I also really liked the way that the magic system was used to explore these themes. For what starts as a simple fantasy premise, that magic is leaving/has left the world, the author leverages this topic into deeper conversations about how society responds to emergencies. From what can be well-intentioned decisions going wrong to how those who seek power can take advantage to consolidate wealth into their own pockets at the expense of the many. It was really well done, and the story definitely took some twists and turns towards the last half that really surprised me and left me on the edge of my seat.

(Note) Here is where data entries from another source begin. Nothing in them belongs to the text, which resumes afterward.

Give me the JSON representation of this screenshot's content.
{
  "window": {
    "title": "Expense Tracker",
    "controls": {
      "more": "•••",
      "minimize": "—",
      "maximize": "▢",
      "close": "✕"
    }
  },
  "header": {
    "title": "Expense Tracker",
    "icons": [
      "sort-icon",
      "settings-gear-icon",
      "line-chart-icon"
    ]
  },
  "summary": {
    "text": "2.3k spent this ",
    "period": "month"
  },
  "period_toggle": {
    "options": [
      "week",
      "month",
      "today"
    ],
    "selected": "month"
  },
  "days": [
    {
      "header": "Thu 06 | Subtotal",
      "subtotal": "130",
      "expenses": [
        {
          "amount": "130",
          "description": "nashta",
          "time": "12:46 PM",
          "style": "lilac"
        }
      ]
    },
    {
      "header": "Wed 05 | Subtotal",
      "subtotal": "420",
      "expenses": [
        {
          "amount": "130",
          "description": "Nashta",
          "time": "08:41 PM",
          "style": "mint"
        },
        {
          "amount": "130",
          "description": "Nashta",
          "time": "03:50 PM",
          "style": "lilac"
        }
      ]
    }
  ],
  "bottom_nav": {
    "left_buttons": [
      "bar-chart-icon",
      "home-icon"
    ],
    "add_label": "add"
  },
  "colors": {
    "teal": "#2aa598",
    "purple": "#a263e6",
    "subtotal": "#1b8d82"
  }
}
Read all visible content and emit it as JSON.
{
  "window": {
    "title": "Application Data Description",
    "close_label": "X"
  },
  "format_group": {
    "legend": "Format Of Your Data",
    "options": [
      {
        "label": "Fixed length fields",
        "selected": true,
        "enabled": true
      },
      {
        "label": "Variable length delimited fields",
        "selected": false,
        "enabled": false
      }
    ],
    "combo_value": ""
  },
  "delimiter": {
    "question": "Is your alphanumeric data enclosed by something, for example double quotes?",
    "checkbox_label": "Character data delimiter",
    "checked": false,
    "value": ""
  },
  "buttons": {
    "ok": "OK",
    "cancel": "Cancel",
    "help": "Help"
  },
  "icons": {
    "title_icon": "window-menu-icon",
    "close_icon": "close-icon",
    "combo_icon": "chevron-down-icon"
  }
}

Indeed, I really have nothing to criticize about this book! I think it perfectly accomplished everything it set out to do, and it will surely appeal to all fantasy fans who are looking for a great fairytale-esque stand-alone fantasy. I can’t wait to see what the author does next! I’ll definitely be first in line to find out.

Rating 10: Heart-wrenching in all the right ways, this fairytale fantasy deftly explores important themes of individual choice and the responsibilities we have towards the least of those in society.

Reader’s Advisory:

“The Magician’s Daughter” isn’t on any Goodreads lists yet, but it should be on Magicians in Historical Fiction.